Dorothy Daniels is a food critic. She enjoys what she does, and loves sex just as much as she loves food. She also happens to be a discerning and meticulous psychopath, murderess, and high-end cannibal. Told in a memoir-esque style, Dorothy recounts her life, the turbulent path from a seemingly idyllic, homegrown, homestead household, to the moment in which she plunges an ice pick into a man's neck on Fire Island, fully embracing her deepest internal desires.

We know from the beginning that this story has an end; that Dorothy is arrested, arraigned, prosecuted, and incarcerated, and she tells us as much in the opening of the book. And yet, it does not stop the book itself from resembling a ball rolling downhill in its tumultuous journey forwards. I felt like I might have been going slowly insane as I read, delving deeper into a strange hypnosis all the while. There's a certain gluttony to this novel in its entirety, a tryptophan-filled dinner that lulls the reader into a deep, unmatched stupor over four courses of a special brand of madness.

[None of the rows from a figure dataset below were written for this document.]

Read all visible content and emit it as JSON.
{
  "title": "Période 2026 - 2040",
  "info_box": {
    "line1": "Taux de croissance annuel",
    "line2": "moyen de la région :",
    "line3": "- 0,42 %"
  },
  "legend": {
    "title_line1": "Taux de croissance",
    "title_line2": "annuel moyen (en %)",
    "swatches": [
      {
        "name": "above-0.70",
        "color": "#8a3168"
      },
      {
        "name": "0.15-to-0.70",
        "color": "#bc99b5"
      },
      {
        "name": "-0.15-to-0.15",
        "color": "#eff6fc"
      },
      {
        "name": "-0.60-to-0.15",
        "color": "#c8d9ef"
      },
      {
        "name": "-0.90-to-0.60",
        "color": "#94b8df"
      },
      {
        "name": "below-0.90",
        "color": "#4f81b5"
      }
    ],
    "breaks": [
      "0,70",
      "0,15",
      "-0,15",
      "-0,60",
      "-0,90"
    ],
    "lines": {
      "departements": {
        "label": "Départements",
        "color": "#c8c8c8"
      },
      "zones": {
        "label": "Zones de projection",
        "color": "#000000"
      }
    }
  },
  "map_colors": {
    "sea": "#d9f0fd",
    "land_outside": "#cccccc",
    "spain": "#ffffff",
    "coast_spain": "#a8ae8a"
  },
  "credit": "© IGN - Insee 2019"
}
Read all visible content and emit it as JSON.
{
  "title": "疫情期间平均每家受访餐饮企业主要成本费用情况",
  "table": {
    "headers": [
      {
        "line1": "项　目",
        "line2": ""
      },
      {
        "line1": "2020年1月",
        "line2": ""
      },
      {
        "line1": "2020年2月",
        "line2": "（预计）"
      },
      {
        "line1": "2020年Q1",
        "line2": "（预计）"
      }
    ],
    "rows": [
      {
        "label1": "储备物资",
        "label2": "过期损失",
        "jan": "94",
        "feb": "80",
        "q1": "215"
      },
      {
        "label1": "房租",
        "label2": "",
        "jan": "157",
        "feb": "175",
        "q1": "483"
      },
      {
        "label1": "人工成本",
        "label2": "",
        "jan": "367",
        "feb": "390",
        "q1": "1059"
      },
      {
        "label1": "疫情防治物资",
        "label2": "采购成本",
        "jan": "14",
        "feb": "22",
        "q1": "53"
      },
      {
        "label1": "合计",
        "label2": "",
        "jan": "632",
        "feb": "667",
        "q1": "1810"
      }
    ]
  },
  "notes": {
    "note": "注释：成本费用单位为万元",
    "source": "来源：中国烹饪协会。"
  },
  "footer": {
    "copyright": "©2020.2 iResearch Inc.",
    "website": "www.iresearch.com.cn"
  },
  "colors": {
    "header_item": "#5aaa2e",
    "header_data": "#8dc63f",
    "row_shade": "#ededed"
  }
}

And I admit, reading this made me rather hungry. The cannibalism aside, Dorothy is the perfect picture of a sophisticated food critic, dreaming of tantalizing Italian dishes with names and ingredients that I, in all of my Midwestern-grown farm-town ignorance have never heard of, and yet I can feel my mouth watering as Dorothy enlightens me to the world and practiced whims of all of her culinary ways.

Some readers complained about the repetitiveness of these gastronomous name-drops, the pretention of the language, I could only find myself deeper drawn into the lasciviousness of the narrative because of it. I'm not truly sure I liked this novel, only that I enjoyed it. A regrettable and yet delicious meal, if you will.

If you're familiar with the hype around A Certain Hunger when it was first released, it was originally hailed as a criticism of early foodieism, a critique in how gender is defined, and the strained relationship between womanhood and food. In my opinion, it holds up very well in these areas, and showcases a strange understanding of the gender-power dynamic aside.

It's been a few days since I finished this novel and I'm still not sure I've fully digested (hah) my opinions about it or understanding of it, but if I waited until I did, I might never write this review. All I can say is that there's a definite rousing statement being made about the secretive, vicious nature of the female appetite, hidden in public and unleashed in private, but I am perhaps not intellectual enough, or not clear-headed enough to decipher it.

Summers is most definitely in love with metaphor, in love with winding prose and rolling hills of literary class, descriptive language, and pretentious, weighty narrative, and yet for this novel, it works. In my opinion, she's aware of exactly what effect she's having on the reader. It's the literary equivalent of an opulent Tudor feast, and it sits heavy in the stomach long after it's gone. (And here I am, making too many literary-culinary metaphors in Summers' wake).

Likewise, the sexual content is very carnal, very food-adjacent (makes sense given the context of the novel), very shock-factor, harsh-language laden, meant to stir the reader from their feasted stupor. It wasn't appealing, but it was as strange as the rest of the novel and that let it fit right in.

I truly hope Summers will be publishing more fiction in the future, if only so that I can see how well it holds up to my assumption that the heft of this narrative is purposeful and understood.

Overall, I'm left with a strange taste in my mouth and the knowledge that I have tramped down into a spiral of madness and carnal rage and won my way out again, if not with the knowledge that the novel promised, then at least the experience. Like I said, I'm not sure that I liked this novel, only that I enjoyed it. Whatever that means.

I leave you with this: “What is heaven but the hope for righteous acknowledgment, and what is hell but the fear of discovery.”